Fecha: 17 de Febrero de 2016

Tribunal: AP - Sevilla

Ponente: HERRERA TAGUA, JOSE

Nº de sentencia: 77/2016

Núm. Cendoj: 41091370052016100015


Encabezamiento

AUDIENCIA PROVINCIAL

SECCIÓN QUINTA

REFERENCIA

JUZGADO DE 1ª. INSTANCIA Nº. 15 DE SEVILLA

ROLLO DE APELACIÓN 5591/15-S

AUTOS Nº 891/14

SENTENCIA

ILTMO. SR. MAGISTRADO :

DON JOSÉ HERRERA TAGUA.

En Sevilla, a 18 de febrero de 2016.

VISTOS por el Iltmo. Sr. Don JOSÉ HERRERA TAGUA, Magistrado de la Sección Quinta de esta Iltma Audiencia Provincial los autos de Juicio Verbal nº 891/14, procedentes del Juzgado de Primera Instancia nº. 15 de Sevilla, promovidos por Don Alexander y Dª. Camino , representados por la Procuradora Dª. Cristina Martín Martín, contra el Consorcio de Compensación de Seguros, representado por el Abogado del Estado; autos venidos a esta alzada en virtud de recurso de apelación interpuesto por la parte demandada contra la Sentencia en los mismos dictada con fecha 8 de abril de 2015 .

Antecedentes

Se aceptan sustancialmente los de la resolución apelada, cuyo fallo literalmente dice: ' FALLO: Que estimando la demanda interpuesta por Doña Camino debo condenar al Consorcio de Compensaciónde Seguros al abono de la cantidad de 2515,90 euros, más los intereses legales y sin expresa imposición de costas .
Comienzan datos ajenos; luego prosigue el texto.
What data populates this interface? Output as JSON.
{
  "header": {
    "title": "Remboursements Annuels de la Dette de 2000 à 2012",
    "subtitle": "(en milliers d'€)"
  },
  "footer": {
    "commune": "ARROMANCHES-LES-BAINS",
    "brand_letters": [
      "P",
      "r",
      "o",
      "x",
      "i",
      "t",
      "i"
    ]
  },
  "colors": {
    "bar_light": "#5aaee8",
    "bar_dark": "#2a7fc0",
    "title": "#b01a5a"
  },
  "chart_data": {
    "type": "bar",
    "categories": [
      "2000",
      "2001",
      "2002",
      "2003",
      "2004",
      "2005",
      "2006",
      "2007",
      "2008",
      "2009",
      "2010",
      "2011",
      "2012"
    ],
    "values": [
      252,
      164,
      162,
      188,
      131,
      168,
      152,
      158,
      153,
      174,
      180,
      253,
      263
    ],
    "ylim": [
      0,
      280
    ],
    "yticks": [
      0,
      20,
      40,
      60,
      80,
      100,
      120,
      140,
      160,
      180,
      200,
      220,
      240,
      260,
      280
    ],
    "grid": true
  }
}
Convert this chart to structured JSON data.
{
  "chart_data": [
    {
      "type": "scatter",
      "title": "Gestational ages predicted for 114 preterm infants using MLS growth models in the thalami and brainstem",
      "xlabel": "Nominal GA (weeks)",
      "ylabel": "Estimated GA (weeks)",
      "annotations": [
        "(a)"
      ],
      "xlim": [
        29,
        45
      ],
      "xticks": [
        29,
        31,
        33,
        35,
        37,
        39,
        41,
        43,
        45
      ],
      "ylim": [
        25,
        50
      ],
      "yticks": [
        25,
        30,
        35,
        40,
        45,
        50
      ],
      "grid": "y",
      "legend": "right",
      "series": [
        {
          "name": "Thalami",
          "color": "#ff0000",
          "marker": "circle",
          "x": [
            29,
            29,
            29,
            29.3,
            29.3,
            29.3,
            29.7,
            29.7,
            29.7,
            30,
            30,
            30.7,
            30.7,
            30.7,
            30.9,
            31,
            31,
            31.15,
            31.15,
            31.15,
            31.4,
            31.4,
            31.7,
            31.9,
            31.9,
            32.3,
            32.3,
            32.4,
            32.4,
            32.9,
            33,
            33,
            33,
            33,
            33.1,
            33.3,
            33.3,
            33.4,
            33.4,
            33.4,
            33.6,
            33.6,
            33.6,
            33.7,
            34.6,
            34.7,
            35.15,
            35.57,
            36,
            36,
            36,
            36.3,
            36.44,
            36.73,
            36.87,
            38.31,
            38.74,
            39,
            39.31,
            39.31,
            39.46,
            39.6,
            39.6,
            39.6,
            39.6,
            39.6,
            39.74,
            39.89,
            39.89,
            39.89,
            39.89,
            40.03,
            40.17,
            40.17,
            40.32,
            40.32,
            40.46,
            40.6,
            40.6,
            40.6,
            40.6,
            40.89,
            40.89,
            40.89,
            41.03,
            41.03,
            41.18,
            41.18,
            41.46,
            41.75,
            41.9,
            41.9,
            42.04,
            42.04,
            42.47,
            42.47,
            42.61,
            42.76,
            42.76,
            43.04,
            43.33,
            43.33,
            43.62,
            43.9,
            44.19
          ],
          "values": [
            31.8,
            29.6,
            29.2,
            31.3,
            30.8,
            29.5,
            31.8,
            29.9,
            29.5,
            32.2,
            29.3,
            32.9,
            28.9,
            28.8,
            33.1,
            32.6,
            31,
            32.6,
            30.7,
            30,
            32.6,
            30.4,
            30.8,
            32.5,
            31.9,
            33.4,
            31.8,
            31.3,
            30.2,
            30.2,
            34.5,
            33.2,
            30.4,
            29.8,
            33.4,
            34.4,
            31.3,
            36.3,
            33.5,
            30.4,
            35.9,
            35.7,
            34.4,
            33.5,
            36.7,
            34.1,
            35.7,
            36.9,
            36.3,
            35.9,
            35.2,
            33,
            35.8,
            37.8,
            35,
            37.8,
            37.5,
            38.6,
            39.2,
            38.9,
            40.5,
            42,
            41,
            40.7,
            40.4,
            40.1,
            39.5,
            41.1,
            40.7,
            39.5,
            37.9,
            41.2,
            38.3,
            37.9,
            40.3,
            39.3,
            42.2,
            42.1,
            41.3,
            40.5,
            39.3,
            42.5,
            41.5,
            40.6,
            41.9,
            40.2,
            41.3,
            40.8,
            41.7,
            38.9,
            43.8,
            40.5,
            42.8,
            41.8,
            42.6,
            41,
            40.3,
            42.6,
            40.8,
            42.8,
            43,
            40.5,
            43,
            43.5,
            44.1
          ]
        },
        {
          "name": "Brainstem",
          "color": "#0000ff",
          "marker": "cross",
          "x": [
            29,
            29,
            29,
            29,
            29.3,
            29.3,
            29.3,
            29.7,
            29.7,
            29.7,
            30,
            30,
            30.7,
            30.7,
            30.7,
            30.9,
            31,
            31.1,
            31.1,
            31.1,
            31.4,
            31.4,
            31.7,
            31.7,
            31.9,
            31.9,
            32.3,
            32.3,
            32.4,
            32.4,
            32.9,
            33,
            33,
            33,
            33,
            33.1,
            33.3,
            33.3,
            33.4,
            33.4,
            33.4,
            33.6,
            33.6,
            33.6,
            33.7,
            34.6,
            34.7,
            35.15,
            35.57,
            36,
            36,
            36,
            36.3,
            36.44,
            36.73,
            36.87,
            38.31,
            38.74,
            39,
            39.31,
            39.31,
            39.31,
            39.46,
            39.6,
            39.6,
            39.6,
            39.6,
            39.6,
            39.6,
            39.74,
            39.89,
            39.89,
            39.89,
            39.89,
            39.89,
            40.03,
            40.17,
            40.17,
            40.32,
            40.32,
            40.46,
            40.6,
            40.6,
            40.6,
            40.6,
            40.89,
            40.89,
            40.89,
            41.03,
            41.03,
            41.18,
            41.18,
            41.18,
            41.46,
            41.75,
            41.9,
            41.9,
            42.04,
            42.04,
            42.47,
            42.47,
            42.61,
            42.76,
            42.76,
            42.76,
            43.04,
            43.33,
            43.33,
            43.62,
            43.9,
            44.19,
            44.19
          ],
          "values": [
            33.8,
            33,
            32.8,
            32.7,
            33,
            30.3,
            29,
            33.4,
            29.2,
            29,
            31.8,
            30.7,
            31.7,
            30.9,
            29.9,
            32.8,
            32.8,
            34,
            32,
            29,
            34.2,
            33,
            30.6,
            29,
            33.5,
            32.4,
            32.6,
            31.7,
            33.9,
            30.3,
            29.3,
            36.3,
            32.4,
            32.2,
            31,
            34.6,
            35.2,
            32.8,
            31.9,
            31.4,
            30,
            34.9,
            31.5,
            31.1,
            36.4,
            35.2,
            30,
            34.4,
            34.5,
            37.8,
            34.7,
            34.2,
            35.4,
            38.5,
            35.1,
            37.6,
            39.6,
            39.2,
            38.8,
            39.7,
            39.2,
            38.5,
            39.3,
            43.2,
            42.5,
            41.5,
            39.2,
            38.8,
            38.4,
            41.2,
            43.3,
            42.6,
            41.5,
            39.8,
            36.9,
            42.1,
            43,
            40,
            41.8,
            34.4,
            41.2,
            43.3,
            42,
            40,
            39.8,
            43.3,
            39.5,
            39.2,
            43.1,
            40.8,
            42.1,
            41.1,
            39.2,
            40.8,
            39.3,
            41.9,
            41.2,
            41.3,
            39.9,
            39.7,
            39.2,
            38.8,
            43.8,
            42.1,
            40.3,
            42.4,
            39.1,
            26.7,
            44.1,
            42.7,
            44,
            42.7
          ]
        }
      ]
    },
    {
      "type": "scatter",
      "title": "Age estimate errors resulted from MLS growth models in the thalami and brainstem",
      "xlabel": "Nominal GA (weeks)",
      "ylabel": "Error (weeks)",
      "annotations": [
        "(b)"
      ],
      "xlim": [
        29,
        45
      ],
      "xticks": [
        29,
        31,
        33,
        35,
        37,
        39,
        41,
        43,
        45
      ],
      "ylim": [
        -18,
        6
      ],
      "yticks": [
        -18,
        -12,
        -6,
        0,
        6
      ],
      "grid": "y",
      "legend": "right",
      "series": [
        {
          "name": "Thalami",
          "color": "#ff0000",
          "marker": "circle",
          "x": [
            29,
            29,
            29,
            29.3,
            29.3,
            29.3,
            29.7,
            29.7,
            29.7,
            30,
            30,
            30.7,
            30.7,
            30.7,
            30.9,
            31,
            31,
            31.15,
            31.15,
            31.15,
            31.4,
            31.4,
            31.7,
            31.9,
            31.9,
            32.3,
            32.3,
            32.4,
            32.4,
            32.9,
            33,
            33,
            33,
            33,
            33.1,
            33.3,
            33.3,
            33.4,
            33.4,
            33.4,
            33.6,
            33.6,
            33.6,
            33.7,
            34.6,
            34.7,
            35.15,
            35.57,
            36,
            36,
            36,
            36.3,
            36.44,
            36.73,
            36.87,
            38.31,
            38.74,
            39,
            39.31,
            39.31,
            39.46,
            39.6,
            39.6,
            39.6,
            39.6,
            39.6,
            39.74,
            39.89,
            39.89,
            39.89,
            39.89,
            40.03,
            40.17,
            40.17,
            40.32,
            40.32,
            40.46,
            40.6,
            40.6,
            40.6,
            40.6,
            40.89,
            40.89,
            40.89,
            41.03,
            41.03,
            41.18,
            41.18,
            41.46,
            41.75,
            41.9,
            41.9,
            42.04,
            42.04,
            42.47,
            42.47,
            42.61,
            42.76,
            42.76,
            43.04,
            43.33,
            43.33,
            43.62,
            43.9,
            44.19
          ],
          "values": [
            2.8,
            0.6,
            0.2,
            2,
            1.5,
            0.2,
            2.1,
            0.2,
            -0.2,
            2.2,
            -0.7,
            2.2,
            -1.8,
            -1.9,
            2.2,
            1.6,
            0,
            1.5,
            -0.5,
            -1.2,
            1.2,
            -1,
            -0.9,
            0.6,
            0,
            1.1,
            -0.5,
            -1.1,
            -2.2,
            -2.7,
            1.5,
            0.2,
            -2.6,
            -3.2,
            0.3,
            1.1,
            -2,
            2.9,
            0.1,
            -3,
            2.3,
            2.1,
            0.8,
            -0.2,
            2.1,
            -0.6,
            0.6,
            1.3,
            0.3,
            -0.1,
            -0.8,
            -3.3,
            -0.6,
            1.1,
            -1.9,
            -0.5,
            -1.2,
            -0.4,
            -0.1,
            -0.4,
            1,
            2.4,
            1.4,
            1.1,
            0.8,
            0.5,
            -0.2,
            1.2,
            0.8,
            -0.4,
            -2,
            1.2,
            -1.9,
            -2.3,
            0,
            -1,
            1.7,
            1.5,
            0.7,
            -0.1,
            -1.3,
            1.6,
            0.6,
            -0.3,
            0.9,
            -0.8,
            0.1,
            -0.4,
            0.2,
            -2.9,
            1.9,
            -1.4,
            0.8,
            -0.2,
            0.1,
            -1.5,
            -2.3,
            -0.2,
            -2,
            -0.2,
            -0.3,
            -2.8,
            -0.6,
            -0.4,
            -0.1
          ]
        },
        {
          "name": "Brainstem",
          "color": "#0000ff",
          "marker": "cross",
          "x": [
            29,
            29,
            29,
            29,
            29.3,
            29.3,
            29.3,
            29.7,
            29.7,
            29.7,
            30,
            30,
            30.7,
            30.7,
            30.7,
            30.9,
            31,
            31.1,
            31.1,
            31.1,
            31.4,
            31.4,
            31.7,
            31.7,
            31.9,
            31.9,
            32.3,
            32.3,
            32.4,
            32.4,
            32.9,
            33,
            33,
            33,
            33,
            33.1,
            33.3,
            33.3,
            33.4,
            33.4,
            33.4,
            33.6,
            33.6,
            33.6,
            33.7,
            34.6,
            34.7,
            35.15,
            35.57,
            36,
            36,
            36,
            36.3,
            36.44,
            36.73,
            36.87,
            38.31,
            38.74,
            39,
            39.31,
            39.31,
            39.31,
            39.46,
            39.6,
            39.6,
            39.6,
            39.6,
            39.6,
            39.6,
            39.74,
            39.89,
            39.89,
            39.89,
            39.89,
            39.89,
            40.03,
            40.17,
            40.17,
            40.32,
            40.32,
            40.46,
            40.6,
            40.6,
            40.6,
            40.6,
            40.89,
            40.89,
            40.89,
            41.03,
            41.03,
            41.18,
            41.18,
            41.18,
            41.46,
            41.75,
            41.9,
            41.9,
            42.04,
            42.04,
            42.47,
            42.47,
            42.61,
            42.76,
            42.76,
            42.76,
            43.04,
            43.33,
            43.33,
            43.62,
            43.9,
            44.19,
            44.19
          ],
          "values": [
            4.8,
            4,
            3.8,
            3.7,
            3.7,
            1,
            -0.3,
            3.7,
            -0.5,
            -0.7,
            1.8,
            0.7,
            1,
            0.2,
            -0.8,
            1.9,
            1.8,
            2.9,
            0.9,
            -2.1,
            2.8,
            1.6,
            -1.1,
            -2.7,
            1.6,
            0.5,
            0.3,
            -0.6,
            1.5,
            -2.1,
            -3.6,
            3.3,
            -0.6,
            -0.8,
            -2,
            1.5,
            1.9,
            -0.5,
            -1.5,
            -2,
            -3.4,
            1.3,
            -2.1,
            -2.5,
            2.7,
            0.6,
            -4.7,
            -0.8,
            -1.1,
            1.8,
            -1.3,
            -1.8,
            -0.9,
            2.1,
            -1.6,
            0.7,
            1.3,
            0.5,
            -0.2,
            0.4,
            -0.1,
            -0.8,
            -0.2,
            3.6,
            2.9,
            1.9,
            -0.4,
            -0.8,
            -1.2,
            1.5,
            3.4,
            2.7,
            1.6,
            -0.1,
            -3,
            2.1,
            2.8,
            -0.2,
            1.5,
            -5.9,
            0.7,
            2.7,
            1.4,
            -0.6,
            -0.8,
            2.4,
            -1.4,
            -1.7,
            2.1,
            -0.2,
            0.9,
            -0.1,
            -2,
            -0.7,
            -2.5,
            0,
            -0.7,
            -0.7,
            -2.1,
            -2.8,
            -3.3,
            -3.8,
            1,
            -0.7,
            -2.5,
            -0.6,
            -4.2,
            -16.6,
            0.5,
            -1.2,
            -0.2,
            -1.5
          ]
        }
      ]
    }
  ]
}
Que estimando la demanda interpuesta por Don Alexander debo condenar al Consorcio de Compensación de Seguros al abono de 1650,44 euros, más los intereses legales y sin expresa imposición de costas .

PRIMERO.-Notificada a las partes dicha resolución y apelada por la parte demandada, y admitido que le fue dicho recurso en ambos efectos, se elevaron las actuaciones originales a esta Audiencia con los debidos escritos de interposición de la apelación y de oposición a la misma , dándose a la alzada la sustanciación que la Ley previene para los de su clase.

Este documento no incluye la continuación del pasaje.